International peace monitors evacuate Kosovo, as Yugoslav forces build up and launch offensives against rebels.

23 March

The US special envoy, Richard Holbrooke (right) gives President Slobodan Milosevic final warning of war, but secures no concessions.

24 March

Nato launches scattered air strikes across Yugoslavia as EU leaders meet. Belgrade declares state of war. Yevgeny Primakov, then Russian Prime Minister, turns around his aircraft over the Atlantic while on the way to Washington for talks on international loans.

27 March

Ethnic Albanians fleeing or expelled from Kosovo start pouring into Albania and Macedonia.

30 March

Russian Prime Minister, Yevgeny Primakov visits Belgrade and is seen laughing and joking with Milosevic.

6 April

Serbia declares unilateral ceasefire ahead of Orthodox Easter, brushed aside by Nato. Kosovo Albanians form a government in exile run by the KLA.

13 April

"Co-operative" talks in Oslo between Secretary of State Madeleine Albright and Russian Foreign Minister Igor Ivanov give the first sign Moscow is abandoning unquestioning support of Milosevic.

14 April

President Boris Yeltsin appoints former prime minister Viktor Chernomyrdin, seen as less pro-Milosevic than Primakov, as Russia's Balkans envoy.

24/25 April

Nato summit in Washington.
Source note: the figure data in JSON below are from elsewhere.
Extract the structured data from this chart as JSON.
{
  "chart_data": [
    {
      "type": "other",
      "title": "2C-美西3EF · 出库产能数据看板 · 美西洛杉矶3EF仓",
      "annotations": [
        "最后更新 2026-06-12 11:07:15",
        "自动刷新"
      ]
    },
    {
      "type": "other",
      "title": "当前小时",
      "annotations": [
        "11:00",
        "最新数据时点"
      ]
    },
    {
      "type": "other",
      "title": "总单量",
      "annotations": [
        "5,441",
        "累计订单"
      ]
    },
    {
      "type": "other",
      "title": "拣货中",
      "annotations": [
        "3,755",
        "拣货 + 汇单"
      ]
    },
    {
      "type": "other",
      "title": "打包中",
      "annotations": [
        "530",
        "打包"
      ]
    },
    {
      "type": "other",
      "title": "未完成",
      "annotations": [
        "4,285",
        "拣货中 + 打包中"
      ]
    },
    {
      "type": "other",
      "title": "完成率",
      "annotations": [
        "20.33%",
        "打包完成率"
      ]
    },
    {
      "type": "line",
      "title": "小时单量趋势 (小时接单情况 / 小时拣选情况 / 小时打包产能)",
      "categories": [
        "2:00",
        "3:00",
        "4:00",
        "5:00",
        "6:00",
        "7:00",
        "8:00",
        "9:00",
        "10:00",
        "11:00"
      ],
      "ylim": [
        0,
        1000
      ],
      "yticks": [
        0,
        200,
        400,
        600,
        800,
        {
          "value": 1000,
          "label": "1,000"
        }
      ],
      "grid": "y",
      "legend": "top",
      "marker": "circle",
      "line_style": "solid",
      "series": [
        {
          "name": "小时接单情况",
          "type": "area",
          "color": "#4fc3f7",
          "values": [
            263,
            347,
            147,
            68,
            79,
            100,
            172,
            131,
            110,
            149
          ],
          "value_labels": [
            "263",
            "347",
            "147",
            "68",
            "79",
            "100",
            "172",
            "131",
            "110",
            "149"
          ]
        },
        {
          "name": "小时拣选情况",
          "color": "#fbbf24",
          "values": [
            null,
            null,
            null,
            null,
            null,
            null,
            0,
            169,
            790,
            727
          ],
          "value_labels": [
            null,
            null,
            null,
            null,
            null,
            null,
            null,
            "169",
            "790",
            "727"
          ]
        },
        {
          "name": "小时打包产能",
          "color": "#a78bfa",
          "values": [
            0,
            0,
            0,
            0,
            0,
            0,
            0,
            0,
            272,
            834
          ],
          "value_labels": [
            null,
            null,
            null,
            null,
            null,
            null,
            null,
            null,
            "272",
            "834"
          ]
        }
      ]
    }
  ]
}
Tony Blair fails to persuade allies to launch ground war.

6 May

Group of Seven leading industrial powers and Russia (the G8), agree in Bonn on blueprint for ending the war.

7 May

Nato bombing of Chinese embassy in Belgrade derails peace effort. Russia and China denounce Nato, and angry crowds demonstrate outside US and British embassies in Peking.

10 May

Yugoslavia says it is withdrawing some forces from Kosovo. Major Western powers dismiss the statement.

12 May

Search for peace further complicated as Yeltsin sacks Primakov and appoints Sergei Stepashin as Prime Minister

14 May

President Martti Ahtisaari of Finland, a former career UN diplomat, is brought into the peace process and meets UN Secretary-General Kofi Annan in the Netherlands. Ahtisaari, US Deputy Secretary of State Strobe Talbott and Chernomyrdin begin criss-crossing Europe as momentum towards a peace deal builds up.

15 May

Nato admits bombing Kosovo village of Korisa (right) but rejects blame for 87 civilian deaths

24 May

Head of UN fact-finding mission, Sergio Vieira de Mello, says he saw "revolting" evidence of ethnic cleansing after visit to Kosovo.

25 May

Nato allies agree to increase to about 48,000 the ground force being assembled for eventual use in Kosovo. Spokesman Jamie Shea says the war has reached "the end of the beginning" and all conditions for victory are in place.

27 May

UN war crimes tribunal indicts Milosevic and four others for crimes against humanity.

28 May

Official Yugoslav news agency Tanjug says Yugoslavia accepts "the general principles" agreed by the Group of Eight as a basis for bringing peace to Kosovo.

2 June

Ahtisaari (left) and Chernomyrdin leace Bonn for Belgrade after a delay caused by last-minute talks on the shape of peace proposals. They have first round of meetings with Milosevic

3 June

After further talks with Milosevic, peace plan is passed by Serbian parliament, and Belgrade accepts it.